No signs of N.Korea trying to restore underground tunnels at nuke site
- January 25, 2022
- Updated: 11:43 am
[Pyongyang : FILE - In this photo provided by the North Korean government, North Korean leader Kim Jong Un attends a meeting of the Central Committee of the ruling Workers' Party in Pyongyang, North Korea on Jan. 19, 2022. North Korea on Tuesday, Jan. 25, 2022 test-fired two suspected cruise missiles in its fifth round of weapons launches this month, South Korean military officials said, as it attempts to display its military might amid pandemic-related difficulties and a prolonged freeze in nuclear negotiations with the United States.
Independent journalists were not given access to cover the event depicted in this image distributed by the North Korean government. The content of this image is as provided and cannot be independently verified. /PTI]
Seoul, Jan 25 : South Korea has not detected any signs of North Korea trying to restore underground tunnels at its purportedly demolished Punggye-ri nuclear test site despite indications of maintenance work there, a Seoul official said on Tuesday.
The official's assessment came after Olli Heinonen, a former deputy director-general at the International Atomic Energy Agency, told the Voice of America (VOA) that the North is maintaining the site as evidenced by "trails of the cars and cleaning of snow", reports Yonhap News Agency.
In May 2018, the North claimed to have demolished the site in a show of willingness to denuclearise. The following month, it committed to work toward the "complete denuclearization" of the Korean Peninsula at the first-ever summit with the US in Singapore.
"We have identified the reported maintenance activities at part of the facilities there, but we have not detected any signs of activities to restore tunnels," the official told reporters.
Commenting on the VOA report, the Joint Chiefs of Staff (JCS) said that the intelligence authorities of South Korea and the US are keeping close tabs on North Korean activities at the site.

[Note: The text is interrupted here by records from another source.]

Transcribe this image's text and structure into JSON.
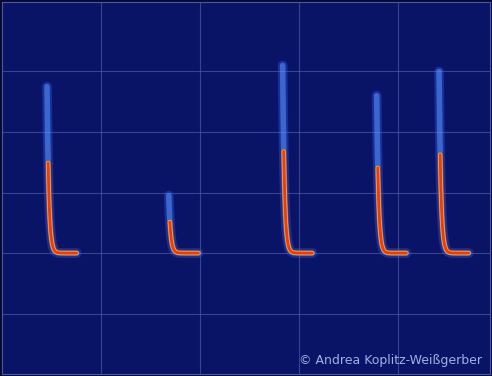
{
  "chart_data": {
    "type": "spectrogram",
    "annotations": [
      "© Andrea Koplitz-Weißgerber"
    ],
    "calls": [
      {
        "time": 45,
        "start_freq": 95,
        "end_freq": 40,
        "duration": 30
      },
      {
        "time": 168,
        "start_freq": 59,
        "end_freq": 40,
        "duration": 30
      },
      {
        "time": 283,
        "start_freq": 102,
        "end_freq": 40,
        "duration": 30
      },
      {
        "time": 378,
        "start_freq": 92,
        "end_freq": 40,
        "duration": 30
      },
      {
        "time": 441,
        "start_freq": 100,
        "end_freq": 40,
        "duration": 30
      }
    ],
    "color": "#ff3300",
    "xlim": [
      0,
      492
    ],
    "xticks": [
      100,
      200,
      300,
      400
    ],
    "ylim": [
      0,
      123
    ],
    "yticks": [
      20,
      40,
      60,
      80,
      100
    ],
    "grid": true,
    "tick_labels": false
  }
}
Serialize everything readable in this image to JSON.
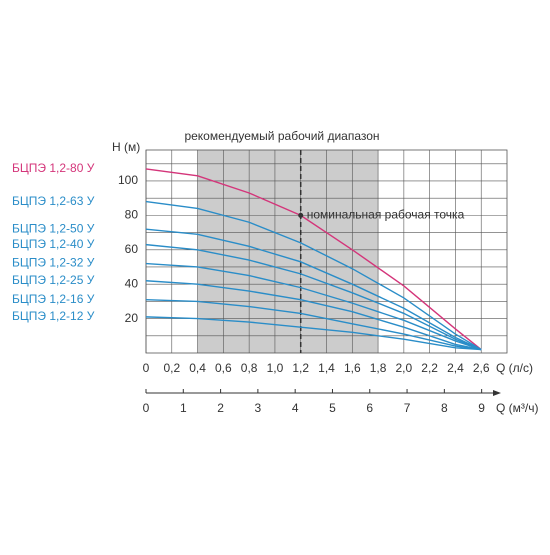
{
  "chart_data": {
    "type": "line",
    "title": "рекомендуемый рабочий диапазон",
    "y_label": "H (м)",
    "x_label": "Q (л/с)",
    "x2_label": "Q (м³/ч)",
    "x": [
      0,
      0.4,
      0.8,
      1.2,
      1.6,
      2.0,
      2.4,
      2.6
    ],
    "series": [
      {
        "name": "БЦПЭ 1,2-80 У",
        "color": "#d4357a",
        "values": [
          107,
          103,
          93,
          80,
          60,
          39,
          14,
          2
        ]
      },
      {
        "name": "БЦПЭ 1,2-63 У",
        "color": "#2a8dc8",
        "values": [
          88,
          84,
          76,
          64,
          49,
          32,
          11,
          2
        ]
      },
      {
        "name": "БЦПЭ 1,2-50 У",
        "color": "#2a8dc8",
        "values": [
          72,
          69,
          62,
          53,
          40,
          26,
          9,
          2
        ]
      },
      {
        "name": "БЦПЭ 1,2-40 У",
        "color": "#2a8dc8",
        "values": [
          63,
          60,
          54,
          46,
          35,
          23,
          8,
          2
        ]
      },
      {
        "name": "БЦПЭ 1,2-32 У",
        "color": "#2a8dc8",
        "values": [
          52,
          50,
          45,
          38,
          29,
          19,
          7,
          2
        ]
      },
      {
        "name": "БЦПЭ 1,2-25 У",
        "color": "#2a8dc8",
        "values": [
          42,
          40,
          36,
          31,
          24,
          15,
          5,
          2
        ]
      },
      {
        "name": "БЦПЭ 1,2-16 У",
        "color": "#2a8dc8",
        "values": [
          31,
          30,
          27,
          23,
          17,
          11,
          4,
          2
        ]
      },
      {
        "name": "БЦПЭ 1,2-12 У",
        "color": "#2a8dc8",
        "values": [
          21,
          20,
          18,
          15,
          12,
          8,
          3,
          2
        ]
      }
    ],
    "xlim": [
      0,
      2.8
    ],
    "ylim": [
      0,
      118
    ],
    "xticks": [
      0,
      {
        "value": 0.2,
        "label": "0,2"
      },
      {
        "value": 0.4,
        "label": "0,4"
      },
      {
        "value": 0.6,
        "label": "0,6"
      },
      {
        "value": 0.8,
        "label": "0,8"
      },
      {
        "value": 1.0,
        "label": "1,0"
      },
      {
        "value": 1.2,
        "label": "1,2"
      },
      {
        "value": 1.4,
        "label": "1,4"
      },
      {
        "value": 1.6,
        "label": "1,6"
      },
      {
        "value": 1.8,
        "label": "1,8"
      },
      {
        "value": 2.0,
        "label": "2,0"
      },
      {
        "value": 2.2,
        "label": "2,2"
      },
      {
        "value": 2.4,
        "label": "2,4"
      },
      {
        "value": 2.6,
        "label": "2,6"
      }
    ],
    "yticks": [
      20,
      40,
      60,
      80,
      100
    ],
    "minor_yticks": [
      10,
      30,
      50,
      70,
      90,
      110
    ],
    "x2lim": [
      0,
      9.68
    ],
    "x2ticks": [
      0,
      1,
      2,
      3,
      4,
      5,
      6,
      7,
      8,
      9
    ],
    "range": [
      0.4,
      1.8
    ],
    "range_color": "#cccccc",
    "point": {
      "x": 1.2,
      "y": 80,
      "label": "номинальная рабочая точка"
    },
    "grid": true
  }
}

"Since the closure of the nuclear testing site in Punggye-ri, we have been paying close attention to related activities there," a JCS official told reporters. "To date, there is no noteworthy change."
In the VOA report, Heinonen cited two possible reasons for the North's activities to maintain the site, including the monitoring of any release of radioactivity from it.
The signs of activities at the Punggye-ri site came after Pyongyang issued an apparent threat to discard its self-imposed moratorium on nuclear and long-range missile tests amid a protracted impasse in nuclear negotiations with Washington.